What an example to be setting the rest of the world as a climate leader.
And just for good measure, the UK Government now wants to double flights at Heathrow and triple national passenger numbers nationwide.
This is completely incompatible with our proposed and inadequate Climate Change Bill goal of a 60 per cent reduction in emissions by 2050.
Aviation growth will wipe out all other gains we make and destroy the UK's chance of tackling climate change.

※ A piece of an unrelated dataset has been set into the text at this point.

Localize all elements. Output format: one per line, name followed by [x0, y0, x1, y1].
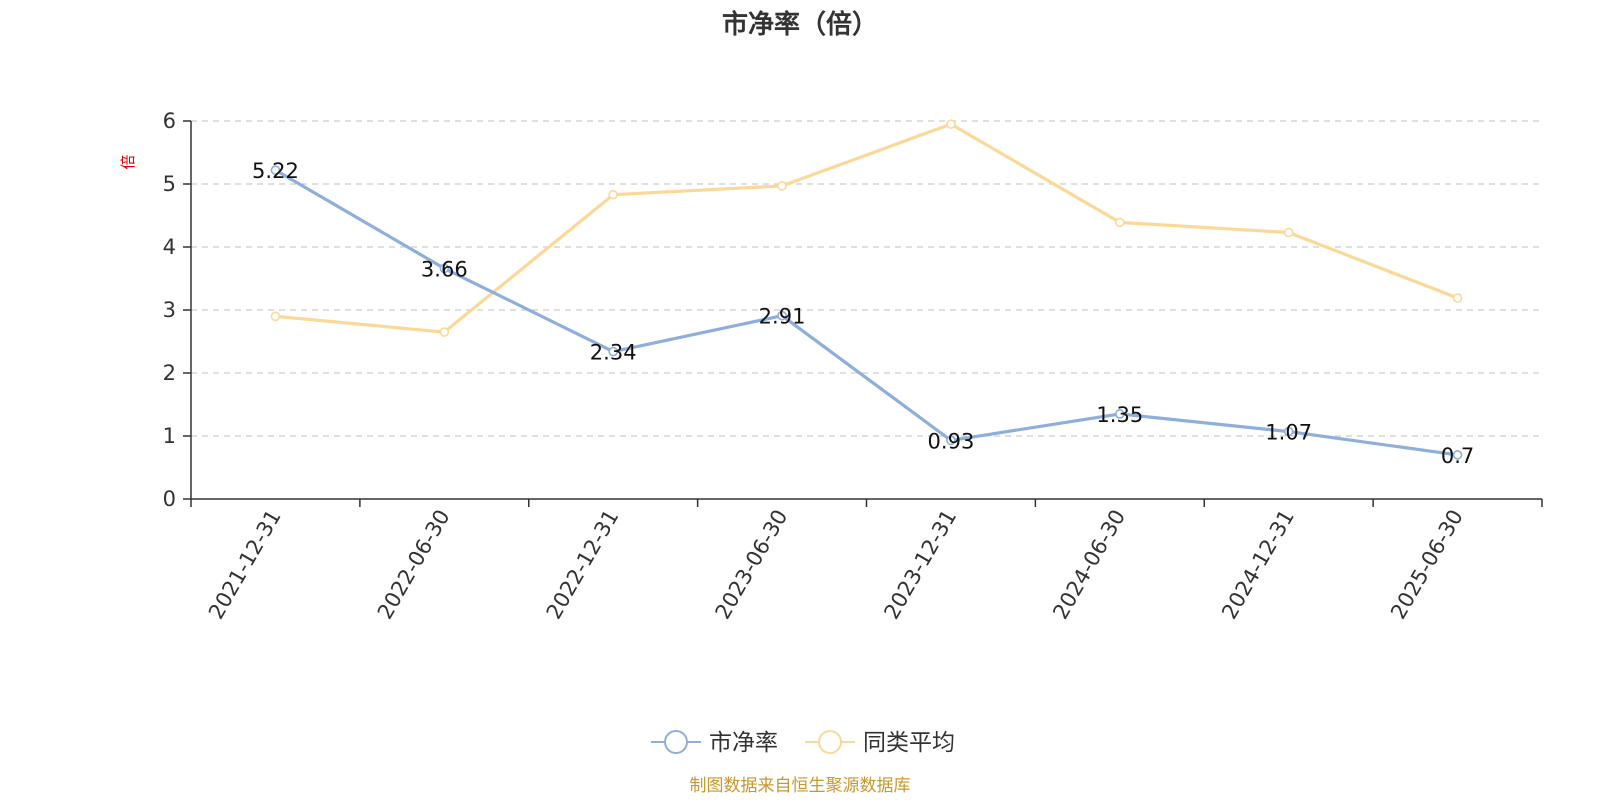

Add to that the tourism trade deficit of £18 billion and rising that we have each year.
And let's not forget the tax breaks worth £10 billion each year that the aviation industry receives through no tax on fuel and zero rating for VAT.
If it wasn't so serious, we'd be laughing.
Reducing our carbon footprint
Dear Editor, I was surprised to read the attack by a Birmingham International Airport spokesman on airport protesters for not focussing on "the 98 per cent of carbon emissions that are not aviation related", (Study backing BIA runway flawed, say opponents, Post Agenda, February 20).
But one flight is equivalent to driving your car for a year. Carbon dioxide in the air has increased 25 per cent in the last 50 years and we need to control those activities which are most damaging. How great are the emissions created flying to China or California, compared to communicating by email, phone or video link?
Responsible businesses are seeking to cut out the unnecessary globe-trotting, as they try to limit their carbon footprint.